Project restart in wake of election
During his successful election campaign last year, Prime Minister Xanana Gusmao called for a restart of the Tasi Mane development project, reviving the government’s strategic development plan from 2011. According to the plan, the multi-year Tasi Mane development of three industrial clusters on the south coast will form the backbone of the Timor-Leste petroleum industry.
This will include the Suai Supply Base cluster, the Betano refinery and petrochemical industry cluster, and the Beaco LNG plant cluster. Timor Gap explained: “Without the Tasi Mane projects, there would be very scarce oil and gas economic activity taking place in the Timor-Leste territory and the country would benefit only from revenue sharing and taxes.
“When fully implemented, the Tasi Mane projects will not only benefit the petroleum industries but also provide opportunities for other sectors such as agriculture, forestry, fisheries and tourism to be developed on a much bigger scale as they will easily reach international markets. “The Tasi Mane projects will generate both direct and indirect jobs, which in turn will assist the government as we tackle unemployment issues, as well as encourage investment in our other young industries.”
Foreign Minister Penny Wong, on a visit to Timor-Leste after Gusmao’s election, promised to increase economic support, cooperate on Greater Sunrise, and to develop a respectful longterm relationship.

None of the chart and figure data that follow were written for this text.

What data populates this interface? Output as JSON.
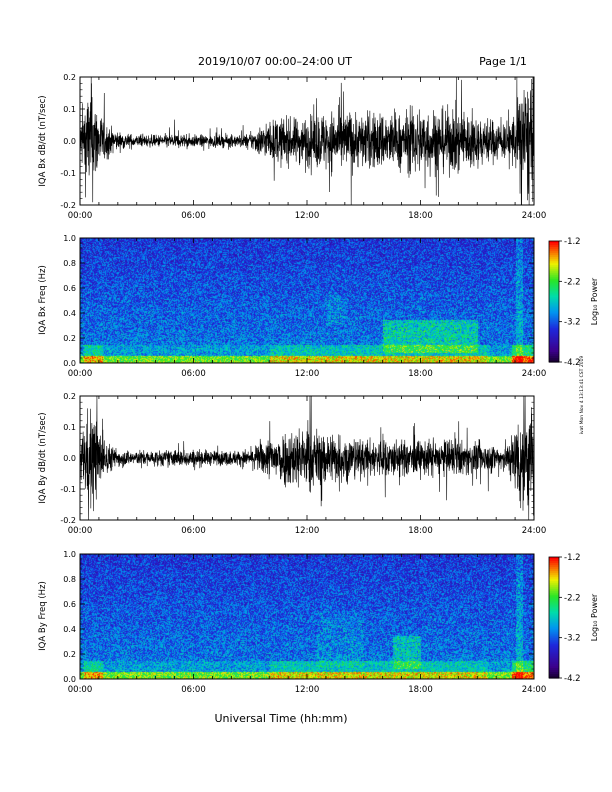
{
  "header": {
    "title": "2019/10/07  00:00–24:00 UT",
    "page": "Page 1/1"
  },
  "footer": {
    "xlabel": "Universal Time (hh:mm)",
    "side_stamp": "ivat Mon Nov 4 13:13:41 CST 2019"
  },
  "colorbar": {
    "label": "Log₁₀ Power",
    "ticks": [
      "-1.2",
      "-2.2",
      "-3.2",
      "-4.2"
    ],
    "range": [
      -4.2,
      -1.2
    ]
  },
  "x_ticks": [
    "00:00",
    "06:00",
    "12:00",
    "18:00",
    "24:00"
  ],
  "chart_data": [
    {
      "type": "line",
      "title": "",
      "ylabel": "IQA Bx dB/dt (nT/sec)",
      "xlabel": "",
      "xlim": [
        0,
        24
      ],
      "ylim": [
        -0.2,
        0.2
      ],
      "yticks": [
        "0.2",
        "0.1",
        "0.0",
        "-0.1",
        "-0.2"
      ],
      "envelope": {
        "hours": [
          0,
          0.3,
          0.6,
          1,
          1.5,
          2,
          3,
          4,
          5,
          6,
          7,
          8,
          9,
          9.5,
          10,
          10.5,
          11,
          12,
          13,
          14,
          15,
          16,
          17,
          18,
          19,
          20,
          21,
          22,
          22.5,
          23,
          23.3,
          23.6,
          24
        ],
        "amplitude": [
          0.06,
          0.15,
          0.2,
          0.1,
          0.05,
          0.03,
          0.02,
          0.02,
          0.025,
          0.02,
          0.02,
          0.02,
          0.025,
          0.05,
          0.06,
          0.08,
          0.07,
          0.08,
          0.1,
          0.1,
          0.09,
          0.1,
          0.09,
          0.12,
          0.1,
          0.11,
          0.08,
          0.07,
          0.06,
          0.1,
          0.2,
          0.2,
          0.2
        ]
      }
    },
    {
      "type": "heatmap",
      "title": "",
      "ylabel": "IQA Bx Freq (Hz)",
      "xlabel": "",
      "xlim": [
        0,
        24
      ],
      "ylim": [
        0.0,
        1.0
      ],
      "yticks": [
        "1.0",
        "0.8",
        "0.6",
        "0.4",
        "0.2",
        "0.0"
      ],
      "colorbar_label": "Log₁₀ Power",
      "zlim": [
        -4.2,
        -1.2
      ]
    },
    {
      "type": "line",
      "title": "",
      "ylabel": "IQA By dB/dt (nT/sec)",
      "xlabel": "",
      "xlim": [
        0,
        24
      ],
      "ylim": [
        -0.2,
        0.2
      ],
      "yticks": [
        "0.2",
        "0.1",
        "0.0",
        "-0.1",
        "-0.2"
      ],
      "envelope": {
        "hours": [
          0,
          0.3,
          0.6,
          1,
          1.5,
          2,
          3,
          4,
          5,
          6,
          7,
          8,
          9,
          9.5,
          10,
          10.5,
          11,
          12,
          13,
          14,
          15,
          16,
          17,
          18,
          19,
          20,
          21,
          22,
          22.5,
          23,
          23.3,
          23.6,
          24
        ],
        "amplitude": [
          0.05,
          0.14,
          0.2,
          0.1,
          0.05,
          0.03,
          0.025,
          0.025,
          0.03,
          0.03,
          0.025,
          0.025,
          0.03,
          0.05,
          0.07,
          0.09,
          0.1,
          0.11,
          0.09,
          0.08,
          0.06,
          0.07,
          0.06,
          0.06,
          0.06,
          0.06,
          0.05,
          0.05,
          0.05,
          0.1,
          0.2,
          0.2,
          0.2
        ]
      }
    },
    {
      "type": "heatmap",
      "title": "",
      "ylabel": "IQA By Freq (Hz)",
      "xlabel": "",
      "xlim": [
        0,
        24
      ],
      "ylim": [
        0.0,
        1.0
      ],
      "yticks": [
        "1.0",
        "0.8",
        "0.6",
        "0.4",
        "0.2",
        "0.0"
      ],
      "colorbar_label": "Log₁₀ Power",
      "zlim": [
        -4.2,
        -1.2
      ]
    }
  ]
}
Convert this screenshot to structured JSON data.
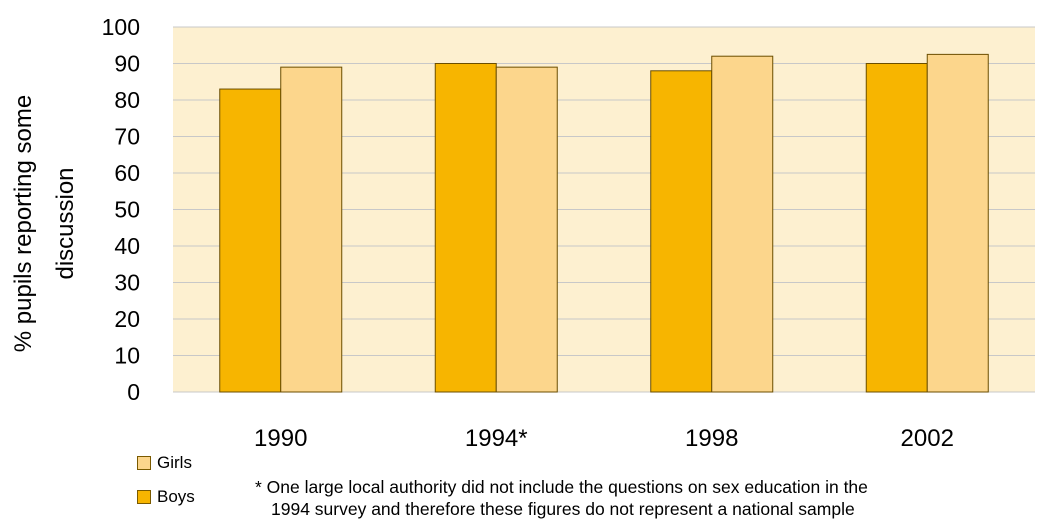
{
  "chart_data": {
    "type": "bar",
    "ylabel": "% pupils reporting some discussion",
    "ylim": [
      0,
      100
    ],
    "yticks": [
      0,
      10,
      20,
      30,
      40,
      50,
      60,
      70,
      80,
      90,
      100
    ],
    "categories": [
      "1990",
      "1994*",
      "1998",
      "2002"
    ],
    "series": [
      {
        "name": "Boys",
        "values": [
          83,
          90,
          88,
          90
        ],
        "color": "#F7B500"
      },
      {
        "name": "Girls",
        "values": [
          89,
          89,
          92,
          92.5
        ],
        "color": "#FCD68C"
      }
    ],
    "plot_background": "#FDF0D0",
    "grid": true,
    "legend_position": "bottom-left"
  },
  "legend": [
    {
      "label": "Girls",
      "color": "#FCD68C"
    },
    {
      "label": "Boys",
      "color": "#F7B500"
    }
  ],
  "footnote": {
    "line1": "* One large local authority did not include the questions on sex education in the",
    "line2": "1994 survey and therefore these figures do not represent a national sample"
  }
}
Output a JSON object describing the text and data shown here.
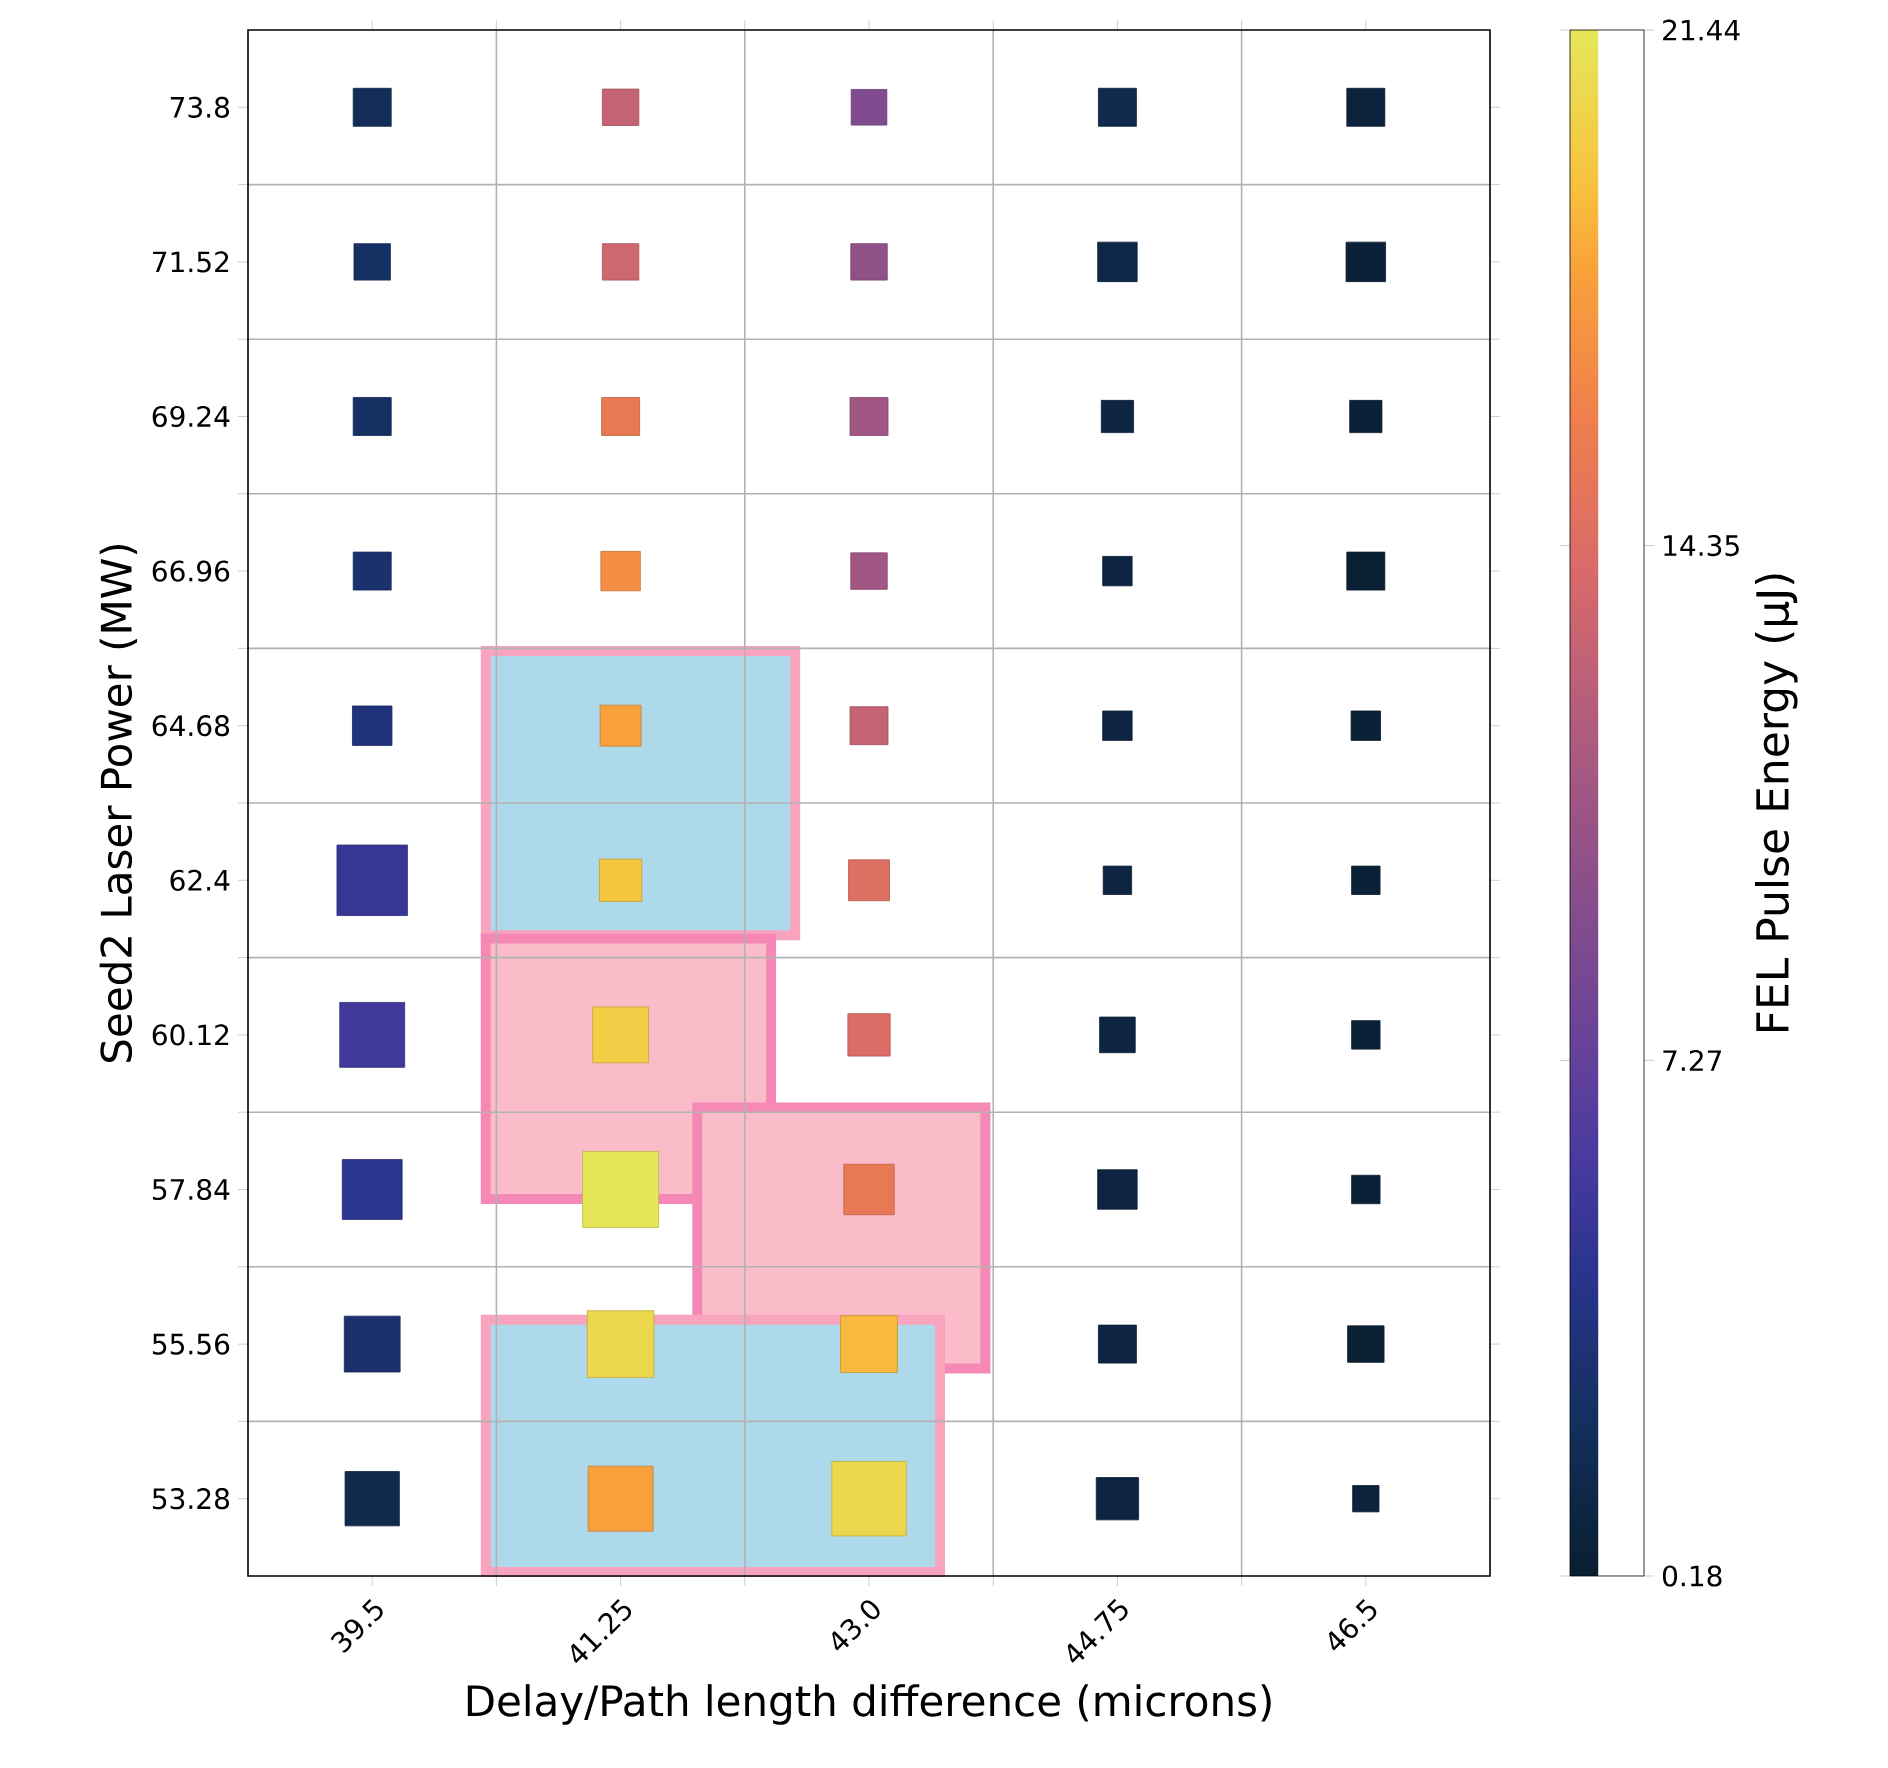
{
  "chart_data": {
    "type": "bubble",
    "xlabel": "Delay/Path length difference (microns)",
    "ylabel": "Seed2 Laser Power (MW)",
    "clabel": "FEL Pulse Energy (μJ)",
    "x": [
      39.5,
      39.5,
      39.5,
      39.5,
      39.5,
      39.5,
      39.5,
      39.5,
      39.5,
      39.5,
      41.25,
      41.25,
      41.25,
      41.25,
      41.25,
      41.25,
      41.25,
      41.25,
      41.25,
      41.25,
      43,
      43,
      43,
      43,
      43,
      43,
      43,
      43,
      43,
      43,
      44.75,
      44.75,
      44.75,
      44.75,
      44.75,
      44.75,
      44.75,
      44.75,
      44.75,
      44.75,
      46.5,
      46.5,
      46.5,
      46.5,
      46.5,
      46.5,
      46.5,
      46.5,
      46.5,
      46.5
    ],
    "values": [
      73.8,
      71.52,
      69.24,
      66.96,
      64.68,
      62.4,
      60.12,
      57.84,
      55.56,
      53.28,
      73.8,
      71.52,
      69.24,
      66.96,
      64.68,
      62.4,
      60.12,
      57.84,
      55.56,
      53.28,
      73.8,
      71.52,
      69.24,
      66.96,
      64.68,
      62.4,
      60.12,
      57.84,
      55.56,
      53.28,
      73.8,
      71.52,
      69.24,
      66.96,
      64.68,
      62.4,
      60.12,
      57.84,
      55.56,
      53.28,
      73.8,
      71.52,
      69.24,
      66.96,
      64.68,
      62.4,
      60.12,
      57.84,
      55.56,
      53.28
    ],
    "sizes": [
      0.25,
      0.23,
      0.25,
      0.25,
      0.27,
      0.86,
      0.73,
      0.62,
      0.54,
      0.51,
      0.23,
      0.23,
      0.25,
      0.27,
      0.29,
      0.31,
      0.54,
      1.0,
      0.77,
      0.73,
      0.22,
      0.23,
      0.25,
      0.23,
      0.25,
      0.29,
      0.31,
      0.44,
      0.56,
      0.96,
      0.25,
      0.27,
      0.18,
      0.15,
      0.15,
      0.14,
      0.22,
      0.27,
      0.25,
      0.31,
      0.25,
      0.27,
      0.18,
      0.25,
      0.15,
      0.14,
      0.14,
      0.14,
      0.23,
      0.12
    ],
    "cvalues": [
      2,
      2.5,
      2.5,
      3,
      3.5,
      5,
      5.5,
      4.5,
      3,
      1.5,
      13,
      13.5,
      15.5,
      17,
      18,
      19.5,
      20,
      21.4,
      20.5,
      18,
      9,
      10,
      11,
      11,
      13,
      14.5,
      14.3,
      15.5,
      19,
      20.5,
      1.5,
      1.2,
      1,
      1,
      1,
      1,
      1,
      1,
      1,
      1,
      0.8,
      0.5,
      0.5,
      0.3,
      0.5,
      0.5,
      0.5,
      0.5,
      0.4,
      0.8
    ],
    "clim": [
      0.18,
      21.44
    ],
    "cticks": [
      0.18,
      7.27,
      14.35,
      21.44
    ],
    "xlim": [
      38.625,
      47.375
    ],
    "ylim": [
      52.14,
      74.94
    ],
    "xticks": [
      39.5,
      {
        "value": 40.375,
        "label": null
      },
      41.25,
      {
        "value": 42.125,
        "label": null
      },
      {
        "value": 43,
        "label": "43.0"
      },
      {
        "value": 43.875,
        "label": null
      },
      44.75,
      {
        "value": 45.625,
        "label": null
      },
      46.5
    ],
    "yticks": [
      53.28,
      {
        "value": 54.42,
        "label": null
      },
      55.56,
      {
        "value": 56.7,
        "label": null
      },
      57.84,
      {
        "value": 58.98,
        "label": null
      },
      60.12,
      {
        "value": 61.26,
        "label": null
      },
      62.4,
      {
        "value": 63.54,
        "label": null
      },
      64.68,
      {
        "value": 65.82,
        "label": null
      },
      66.96,
      {
        "value": 68.1,
        "label": null
      },
      69.24,
      {
        "value": 70.38,
        "label": null
      },
      71.52,
      {
        "value": 72.66,
        "label": null
      },
      73.8
    ],
    "grid": true,
    "marker": "square"
  }
}
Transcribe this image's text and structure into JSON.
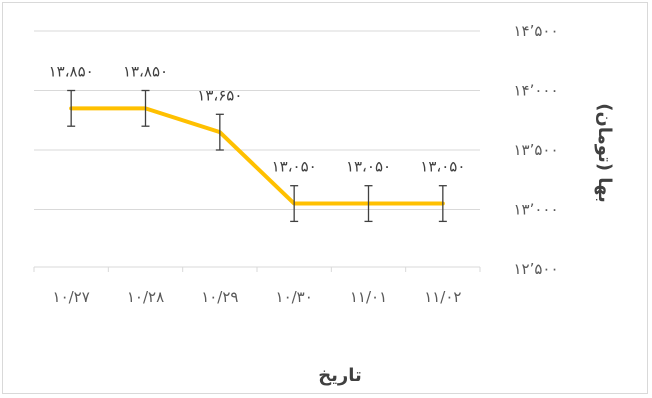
{
  "chart_data": {
    "type": "line",
    "title": "",
    "xlabel": "تاریخ",
    "ylabel": "بها (تومان)",
    "categories": [
      "۱۰/۲۷",
      "۱۰/۲۸",
      "۱۰/۲۹",
      "۱۰/۳۰",
      "۱۱/۰۱",
      "۱۱/۰۲"
    ],
    "series": [
      {
        "values": [
          13850,
          13850,
          13650,
          13050,
          13050,
          13050
        ],
        "data_labels": [
          "۱۳،۸۵۰",
          "۱۳،۸۵۰",
          "۱۳،۶۵۰",
          "۱۳،۰۵۰",
          "۱۳،۰۵۰",
          "۱۳،۰۵۰"
        ],
        "error": 150,
        "color": "#FFC000"
      }
    ],
    "ylim": [
      12500,
      14500
    ],
    "yticks": [
      12500,
      13000,
      13500,
      14000,
      14500
    ],
    "ytick_labels": [
      "۱۲٬۵۰۰",
      "۱۳٬۰۰۰",
      "۱۳٬۵۰۰",
      "۱۴٬۰۰۰",
      "۱۴٬۵۰۰"
    ],
    "y_axis_position": "right",
    "grid": true,
    "legend": "none",
    "gridline_color": "#d9d9d9",
    "error_bar_color": "#404040"
  }
}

Wong said: “That means listening carefully to your interests and priorities; that means being a partner who will support the sustainable growth of your economy and deliver the greatest wealth and security for your people – and avoiding the risks of unsustainable lending that have hobbled other countries.
“That is why Australia is so deeply committed to working with Timor-Leste to realise the development of Greater Sunrise.” Another factor in the calculus behind project economics is the development by Santos of the Bayu-Undan carbon capture and storage (CCS) project, which proposes the storage of carbon dioxide in the near-depleted reservoir.
As production winds down, the potential to generate new revenue streams from the CCS project is a key part of Timor- Leste’s overall development strategy to build a resilient industry and economy.
Initial projections show that demand for carbon dioxide storage at Bayu-Undan could be upwards of 10 million tonnes a year and suggest the project will be a relatively low-cost carbon solution, with costs expected to be within the Australian government’s proposed price cap on Australian Carbon Credit Units.
Timor’s government has entered a partnership with the International Finance Corporation (IFC) to ensure preparations for the CCS project in the Timor Sea meet global best practice while supporting the island nation’s greenhouse gas emissions mitigation efforts.
Florentino Soares Ferreira, President of Timor Leste’s National Authority of Petroleum and Minerals said: “This agreement with IFC will help to ensure that not only best practice is applied to this project but that the interest of Timor- Leste and its people are put first. “Our goal is to establish Asia Pacific’s first large-scale offshore multi-user hub infrastructure for receiving and storing carbon dioxide from multiple sources and industries.”
A final investment decision for Bayu-Undan CCS is targeted for 2025. Isabel Chatterton, IFC’s Regional Industry Director for Infrastructure in the Asia Pacific, said timely development by the government of appropriate legal and regulatory frameworks that aligned with international best practices was fundamental to enable the Bayu-Undan CCS project to proceed.
“IFC has a strong track record of successful cooperation with the government of Timor-Leste and hence it’s well placed to play the role of an honest broker and advisor by sharing knowledge, advocating for best practice environmental and social standards, and ensuring the robustness of the enabling environment for this project to eventually become a reality.”